Het spel dat Pfeijffer speelt bij poëziebesprekingen is vaak hetzelfde: hij neemt een bekend gedicht dat iedereen goed vindt (Koplands Jonge sla, Roland Holsts Een winter aan zee) en legt uit waarom het een waardeloos gedicht is. Of hij laat duidelijk merken dat hij aan een bepaalde dichter een hekel heeft (Anna Enquist) en is dan - al of niet oprecht - verbaasd als hij toch een goed gedicht van haar vindt. Of hij verbaast zich erover dat hijzelf iets wat volgens de regels niet deugt, toch zo goed vindt. Of hij citeert slechte, klungelige gedichten (Reve's Een nieuw Paaslied, Rogi Wiegs Toen ik eindelijk huilde) en komt na onderzoek tot de conclusie dat het, ondanks alles, sublieme gedichten zijn. Nou ja, onderzoek: veel 'bewijs' in zo'n onderzoek bestaat uit Pfeijffers eigen stellingen over wat poëzie hoort te zijn, en Pfeijffers regels waar het aan moet gehoorzamen. Die regels kunnen ook om de dag veranderen. 'Wie het oeuvre van een dichter wil evalueren, moet beginnen bij zijn beste gedichten', zegt hij in een artikel over Adriaan Roland Holst, om vervolgens in stukken over Anna Enquist, Hans Warren, Hans Faverey en anderen feilloos hun slechtste gedichten eruit te pikken en belachelijk te maken. Bij Faverey doet hij dit op een manier die op de middelbare school populair was: eerst leest hij een zeer slecht gedicht voor, vervolgens wordt dit tot op de grond toe afgebroken, als het allang op de grond ligt krijgt het nog gemene trap in de nieren, en als het geen geluid meer geeft zegt hij: 'Maar weten jullie van wie dit gedicht is?
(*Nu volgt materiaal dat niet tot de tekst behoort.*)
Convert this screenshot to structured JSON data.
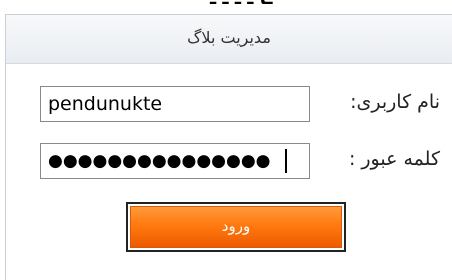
{
  "panel": {
    "title": "مدیریت بلاگ"
  },
  "form": {
    "username_label": "نام کاربری:",
    "username_value": "pendunukte",
    "password_label": "کلمه عبور :",
    "password_masked": "●●●●●●●●●●●●●●●",
    "login_label": "ورود"
  }
}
Van een heel beroemde dichter!' Soms is Pfeijffer een hele oneerlijke schoolmeester.

Even quasi verwarrend is dat Pfeijffer er geen been in ziet om binnen één stuk drie keer quasi van mening te veranderen (zoals in zijn exegese van een sentimenteel gedicht van Rogi Wieg, dat eerst slecht, dan goed, dan sentimenteel maar toch goed, dan goed maar wel sentimenteel is - ik sluit niet uit dat ik een wending gemist heb). Maar ook dat behoort tot Pfeijffers methodes. Om houvast moet je niet bij hem zijn. Als je je arm om zijn schouder wilt slaan gromt hij, terwijl hij onder je arm uitduikt: 'Ik bén geen steunpilaar', en daar sta je dan, weer op het verkeerde been.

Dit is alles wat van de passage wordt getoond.